Author | : Tamar Herzig |
Publisher | : Harvard University Press |
Total Pages | : 401 |
Release | : 2019-12-03 |
Genre | : History |
ISBN | : 0674242564 |
Download A Convert’s Tale Book in PDF, ePub and Kindle
An intimate portrait, based on newly discovered archival sources, of one of the most famous Jewish artists of the Italian Renaissance who, charged with a scandalous crime, renounced his faith and converted to Catholicism. In 1491 the renowned goldsmith Salomone da Sesso converted to Catholicism. Born in the mid-fifteenth century to a Jewish family in Florence, Salomone later settled in Ferrara, where he was regarded as a virtuoso artist whose exquisite jewelry and lavishly engraved swords were prized by Italy’s ruling elite. But rumors circulated about Salomone’s behavior, scandalizing the Jewish community, who turned him over to the civil authorities. Charged with sodomy, Salomone was sentenced to die but agreed to renounce Judaism to save his life. He was baptized, taking the name Ercole “de’ Fedeli” (“One of the Faithful”). With the help of powerful patrons like Duchess Eleonora of Aragon and Duke Ercole d’Este, his namesake, Ercole lived as a practicing Catholic for three more decades. Drawing on newly discovered archival sources, Tamar Herzig traces the dramatic story of his life, half a century before ecclesiastical authorities made Jewish conversion a priority of the Catholic Church. A Convert’s Tale explores the Jewish world in which Salomone was born and raised; the glittering objects he crafted, and their status as courtly hallmarks; and Ercole’s relations with his wealthy patrons. Herzig also examines homosexuality in Renaissance Italy, the response of Jewish communities and Christian authorities to allegations of sexual crimes, and attitudes toward homosexual acts among Christians and Jews. In Salomone/Ercole’s story we see how precarious life was for converts from Judaism, and how contested was the meaning of conversion for both the apostates’ former coreligionists and those tasked with welcoming them to their new faith.

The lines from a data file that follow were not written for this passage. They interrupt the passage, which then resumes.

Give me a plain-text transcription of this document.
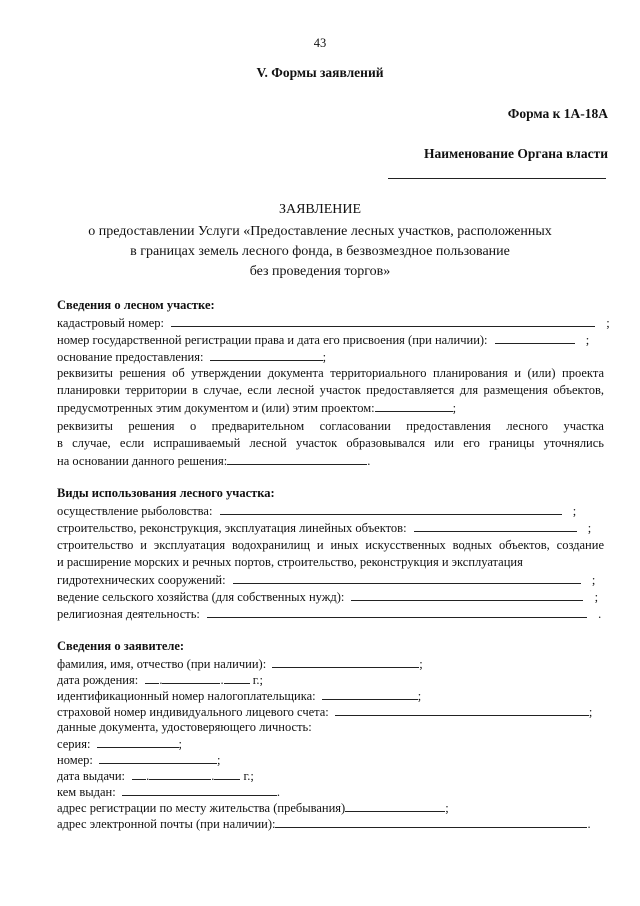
43
V. Формы заявлений
Форма к 1А-18А
Наименование Органа власти
ЗАЯВЛЕНИЕ
о предоставлении Услуги «Предоставление лесных участков, расположенных
в границах земель лесного фонда, в безвозмездное пользование
без проведения торгов»
Сведения о лесном участке:
кадастровый номер:	;
номер государственной регистрации права и дата его присвоения (при наличии):	;
основание предоставления:	;
реквизиты решения об утверждении документа территориального планирования и (или) проекта
планировки территории в случае, если лесной участок предоставляется для размещения объектов,
предусмотренных этим документом и (или) этим проектом:	;
реквизиты решения о предварительном согласовании предоставления лесного участка
в случае, если испрашиваемый лесной участок образовывался или его границы уточнялись
на основании данного решения:	.
Виды использования лесного участка:
осуществление рыболовства:	;
строительство, реконструкция, эксплуатация линейных объектов:	;
строительство и эксплуатация водохранилищ и иных искусственных водных объектов, создание
и расширение морских и речных портов, строительство, реконструкция и эксплуатация
гидротехнических сооружений:	;
ведение сельского хозяйства (для собственных нужд):	;
религиозная деятельность:	.
Сведения о заявителе:
фамилия, имя, отчество (при наличии):	;
дата рождения: .	. г.;
идентификационный номер налогоплательщика:	;
страховой номер индивидуального лицевого счета:	;
данные документа, удостоверяющего личность:
серия:	;
номер:	;
дата выдачи: .	. г.;
кем выдан:	.
адрес регистрации по месту жительства (пребывания)	;
адрес электронной почты (при наличии):	.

Author | : David Sanderson Chambers |
Publisher | : |
Total Pages | : 288 |
Release | : 1971 |
Genre | : Art patronage |
ISBN | : |
Download Patrons and Artists in the Italian Renaissance Book in PDF, ePub and Kindle
English translations of written records documenting patronage and working practices in fifteenth- and sixteenth-century Italy, including letters, contracts, extracts from books of payments and other memoranda.